Location: Austin, TX
Date: 01 May 1999
Time: 01:19:49


Hi Everyone! How are you? One of the things that interests me about this Tradition is that it allows each group to decide things on its own. In early recovery it was scarey for me to decide things, and make my own decisions, because I was terrified to fail. So, I think it is healthy for each group to risk, and learn from their mistakes and successes. The members have to take on jobs, vote on issues, make decisions.....if the group was not entirely on its owns for these things - how healthy would its members be? Well, its late, and I am tired....One Day at a Time to all, and to all a good night.
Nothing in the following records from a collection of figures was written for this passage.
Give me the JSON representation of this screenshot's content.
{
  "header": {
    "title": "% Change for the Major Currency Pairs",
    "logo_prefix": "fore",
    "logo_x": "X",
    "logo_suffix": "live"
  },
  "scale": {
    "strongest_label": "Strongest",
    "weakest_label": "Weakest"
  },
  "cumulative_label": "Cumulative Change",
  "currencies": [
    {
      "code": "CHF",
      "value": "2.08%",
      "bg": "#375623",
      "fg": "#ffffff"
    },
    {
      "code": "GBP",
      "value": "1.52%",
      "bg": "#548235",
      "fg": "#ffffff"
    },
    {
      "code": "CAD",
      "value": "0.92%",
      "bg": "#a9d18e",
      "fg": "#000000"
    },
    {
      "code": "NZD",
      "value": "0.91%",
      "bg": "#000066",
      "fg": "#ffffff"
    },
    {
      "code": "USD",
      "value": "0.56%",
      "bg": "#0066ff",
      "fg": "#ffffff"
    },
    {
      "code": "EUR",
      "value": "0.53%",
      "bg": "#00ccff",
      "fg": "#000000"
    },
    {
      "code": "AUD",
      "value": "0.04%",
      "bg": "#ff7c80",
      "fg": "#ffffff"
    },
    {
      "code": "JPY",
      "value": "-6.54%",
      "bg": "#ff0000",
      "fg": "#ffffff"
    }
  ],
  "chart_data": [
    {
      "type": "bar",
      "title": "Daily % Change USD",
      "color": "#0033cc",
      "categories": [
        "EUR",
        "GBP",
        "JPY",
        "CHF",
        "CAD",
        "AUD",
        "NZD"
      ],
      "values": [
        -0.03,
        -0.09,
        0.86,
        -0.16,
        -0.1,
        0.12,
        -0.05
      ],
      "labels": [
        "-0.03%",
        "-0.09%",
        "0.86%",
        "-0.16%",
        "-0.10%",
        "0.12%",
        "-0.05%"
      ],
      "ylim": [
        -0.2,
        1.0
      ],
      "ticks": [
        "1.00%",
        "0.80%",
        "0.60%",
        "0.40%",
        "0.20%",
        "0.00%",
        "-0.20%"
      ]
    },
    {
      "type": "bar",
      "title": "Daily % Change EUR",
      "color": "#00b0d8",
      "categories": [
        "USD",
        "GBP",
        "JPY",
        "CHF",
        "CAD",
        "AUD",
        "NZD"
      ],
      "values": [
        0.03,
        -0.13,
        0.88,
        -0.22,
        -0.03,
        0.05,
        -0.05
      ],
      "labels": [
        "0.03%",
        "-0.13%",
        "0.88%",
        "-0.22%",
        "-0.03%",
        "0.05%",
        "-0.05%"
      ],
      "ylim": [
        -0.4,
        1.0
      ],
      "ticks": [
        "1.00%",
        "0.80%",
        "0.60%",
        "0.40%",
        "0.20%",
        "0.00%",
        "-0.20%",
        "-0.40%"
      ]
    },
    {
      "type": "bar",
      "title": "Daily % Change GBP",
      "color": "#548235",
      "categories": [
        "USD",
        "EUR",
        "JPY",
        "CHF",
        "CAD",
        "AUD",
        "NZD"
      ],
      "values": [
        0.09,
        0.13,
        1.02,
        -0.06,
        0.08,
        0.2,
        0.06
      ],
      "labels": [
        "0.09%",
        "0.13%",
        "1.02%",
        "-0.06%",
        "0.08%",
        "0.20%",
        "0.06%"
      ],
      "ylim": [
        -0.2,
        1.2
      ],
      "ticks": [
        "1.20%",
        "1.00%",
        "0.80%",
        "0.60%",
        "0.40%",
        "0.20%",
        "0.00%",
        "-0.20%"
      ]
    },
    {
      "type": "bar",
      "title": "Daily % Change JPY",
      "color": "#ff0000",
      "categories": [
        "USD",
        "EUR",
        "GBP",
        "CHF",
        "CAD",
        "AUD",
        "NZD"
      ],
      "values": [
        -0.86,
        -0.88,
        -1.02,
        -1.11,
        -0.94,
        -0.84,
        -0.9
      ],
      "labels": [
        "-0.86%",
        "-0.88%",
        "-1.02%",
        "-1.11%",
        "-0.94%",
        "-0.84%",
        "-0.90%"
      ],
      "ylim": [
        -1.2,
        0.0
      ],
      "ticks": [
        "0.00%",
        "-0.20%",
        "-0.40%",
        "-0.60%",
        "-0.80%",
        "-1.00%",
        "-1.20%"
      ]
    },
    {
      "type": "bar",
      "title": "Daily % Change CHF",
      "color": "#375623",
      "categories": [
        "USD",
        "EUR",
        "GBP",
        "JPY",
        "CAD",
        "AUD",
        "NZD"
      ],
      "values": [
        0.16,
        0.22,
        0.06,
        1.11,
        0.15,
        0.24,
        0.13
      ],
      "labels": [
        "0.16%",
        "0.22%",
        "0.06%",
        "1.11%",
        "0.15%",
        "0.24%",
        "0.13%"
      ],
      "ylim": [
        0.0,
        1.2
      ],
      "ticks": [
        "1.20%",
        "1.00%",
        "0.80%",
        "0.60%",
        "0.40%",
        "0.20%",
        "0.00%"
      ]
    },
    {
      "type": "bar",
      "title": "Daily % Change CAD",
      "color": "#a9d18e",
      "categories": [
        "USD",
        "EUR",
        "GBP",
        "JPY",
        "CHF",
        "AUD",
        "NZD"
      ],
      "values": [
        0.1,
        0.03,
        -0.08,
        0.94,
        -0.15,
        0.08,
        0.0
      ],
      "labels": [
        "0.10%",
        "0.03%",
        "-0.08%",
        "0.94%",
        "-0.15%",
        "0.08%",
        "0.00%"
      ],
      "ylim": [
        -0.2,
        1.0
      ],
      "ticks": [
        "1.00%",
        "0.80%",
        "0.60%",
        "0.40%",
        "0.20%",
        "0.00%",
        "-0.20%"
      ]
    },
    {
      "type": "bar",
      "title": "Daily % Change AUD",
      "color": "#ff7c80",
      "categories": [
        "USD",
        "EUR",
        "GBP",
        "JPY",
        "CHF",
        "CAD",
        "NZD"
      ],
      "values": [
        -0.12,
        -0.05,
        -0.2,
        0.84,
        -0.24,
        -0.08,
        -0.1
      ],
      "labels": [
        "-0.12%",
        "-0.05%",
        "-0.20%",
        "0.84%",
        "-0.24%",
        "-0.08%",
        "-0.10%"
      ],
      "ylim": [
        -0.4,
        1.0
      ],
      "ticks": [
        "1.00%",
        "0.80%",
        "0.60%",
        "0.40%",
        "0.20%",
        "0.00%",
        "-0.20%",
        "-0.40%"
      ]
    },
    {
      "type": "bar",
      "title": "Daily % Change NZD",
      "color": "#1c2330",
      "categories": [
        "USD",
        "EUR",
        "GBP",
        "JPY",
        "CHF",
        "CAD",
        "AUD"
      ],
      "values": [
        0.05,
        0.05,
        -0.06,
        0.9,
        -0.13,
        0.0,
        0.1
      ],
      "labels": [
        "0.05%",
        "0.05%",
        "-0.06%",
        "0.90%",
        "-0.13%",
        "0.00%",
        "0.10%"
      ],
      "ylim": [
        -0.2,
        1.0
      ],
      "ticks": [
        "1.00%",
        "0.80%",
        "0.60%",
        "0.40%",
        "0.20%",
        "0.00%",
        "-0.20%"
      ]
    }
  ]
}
Caroline

Member: Doc S.
Location: South Korea
Date: 02 May 1999
Time: 05:21:23


My server at honam.honam has been down, so I lost my last posting and anything relevant to it. If you are trying to reach me for any reason including taking inventory write

I've been reading Raymond Carver's stories which concern recovery among other things. Does anyone know "Cathedral"? It's uplifting and beautiful, I recommend it. Another one "Where I'm Calling from" is about life in a rehab retreat.

Best Wishes, Doc (a nickname sometimes given to piano players, cardsharps or lost travelers like "Doctor Livingston, I preseume." Gotta go.